The Mississippi clinic is not affiliated with Planned Parenthood, which itself denounces Sanger’s belief in eugenics.

White people are not alone in making this argument. Alvida King, the niece of the Rev. Martin Luther King Jr., is among black anti-abortion advocates, who have for years described it as a way of annihilating race.

Former President of Pro-Life Mississippi Tanya Britton often drives three hours from her home in the north of the state to pray outside the abortion clinic in Jackson. Britton, who is black, said it was a tragedy that since Roy’s abortion the number of black babies would equal the population of several large cities.
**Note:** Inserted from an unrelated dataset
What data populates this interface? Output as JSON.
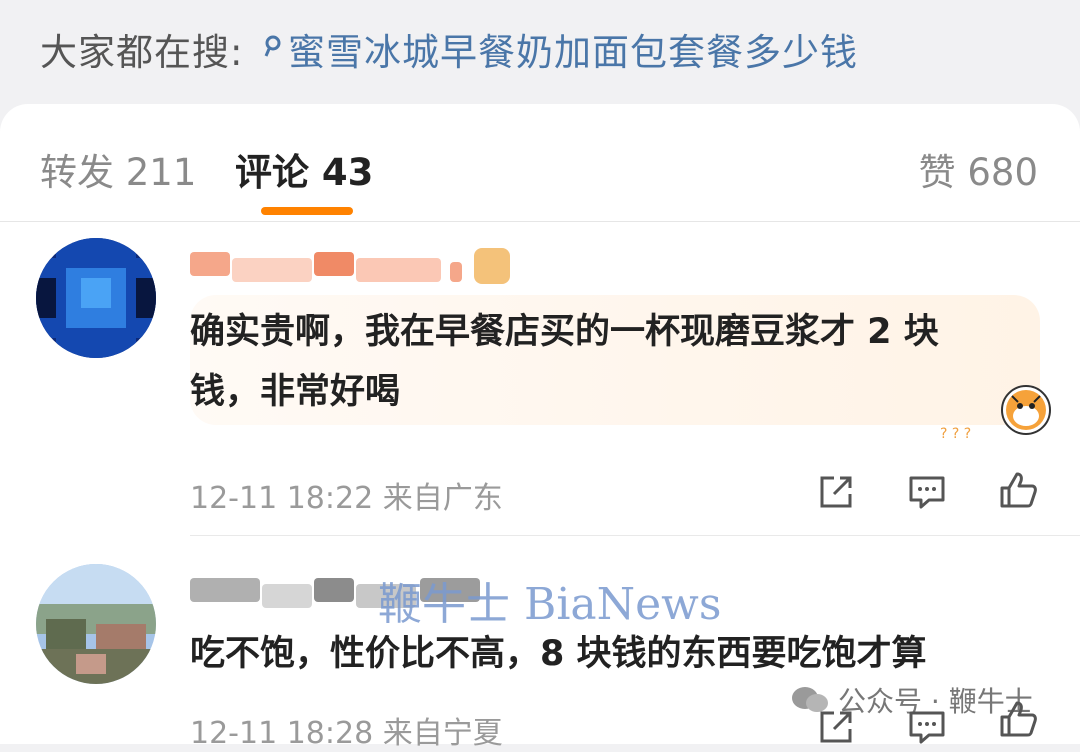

She also said people are too casual about terminating pregnancies.

“You can’t take someone’s life because it’s inconvenient — ‘I want to finish my studies,'” Britton said. “You wouldn’t kill your two-year-old just because you were in grad school.”

But Jackson’s state Rep. Zakiya Summers, who is black and a mother, said poor women don’t act arbitrarily. With little support in Mississippi — for example, the legislature rejected a proposal to expand postpartum Medicaid coverage in 2021 — they are sometimes forced to make tough decisions.

“Women are here just to survive, you know?” she said. “And Mississippi isn’t making things any easier.”